Gujarat HC gives no respite to Essar Steel in bankruptcy proceedings
17 July 2017
Gujarat High Court has dismissed Essar Steel India Ltd's appeal seeking a stay on insolvency proceedings initiated by debtor banks at the National Company Law Tribunal (NCLT), saying the Reserve Bank's list of companies with high non-performing loans discriminated against the company.
The steelmaker had sought quashing of the RBI order that directed banks to initiate bankruptcy proceeding against 12 defaulting debtors, companies including Essar Steel.
The ruling clears way for the central bank to start loan recovery process against Essar Steel and other defaulters under the amended banking rules that empower the RBI to tackle the country's bad debt issue by dealing directly with lenders and bring defaulters in the insolvency process.
Essar Steel had argued that it should have been given an opportunity to present its case before the Reserve Bank of India decided to include the company among 12 defaulters that would be referred to bankruptcy court.
RBI had last week told the High Court that there was no singling out of Essar Steel for initiating bankruptcy proceedings and that the company was only one among 12 companies that have piled up debt beyond their capacity to repay or even service.
In fact, RBI counsel Darius Khambatta pointed out that Essar Steel, which has defaulted on more that Rs40,000 crore of loans, has been grouped among is a list of 12 defaulters with a loan of at least Rs5,000 crore and where more than 60 per cent of the loans have been classified as bad loans by banks.
Essar Steel owes lenders around Rs45,000 crore ($6.99 billion), of which Rs31,670 crore had become non-performing as of 31 March 2016.
Essar Steel has complained that it was unfairly singling out for bankruptcy proceedings under the National Company Law Tribunal and that it was not informed of the NCLT proceedings. The central bank instead accused the company of suppressing facts of the case.
The RBI counsel said Essar Steel's representative was present at a joint lenders' forum meeting.
The High Court had, however, asked the central bank to explain the part of its statement that read ''such cases will be accorded priority by the National Company Law Tribunal (NCLT)''.
RBI had issued a corrigendum on its 13 June circular that allowed insolvency proceedings against 12 high-risk companies at the National Company Law Tribunal (NCLT) after the high court's stay on the creditors' move to retrieve lost money effectively halted the government's and RBI's efforts to ease banking sectors bad loan problem.
Reacting to the judgement, Essar Steel said the High Court while disposing of the petition has indicated that all issues referred by the company to the court should be considered by the NCLT before taking any decision on merits.

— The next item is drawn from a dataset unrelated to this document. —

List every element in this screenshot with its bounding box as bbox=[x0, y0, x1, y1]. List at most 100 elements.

Essar had pointed to facts, including ''… advanced stage of discussions with lenders on its debt resolution proposal, payment of Rs3,467 crore to banks between April 2016 and June 2017, and the substantial improvement in all operating parameters, the company should have been given time to complete its debt restructuring as we apprehended that referring the company to the IBC at this stage may result in deterioration of the company's operations and in fact, may delay the resolution discussion with the banks,'' in its petition, according to the company.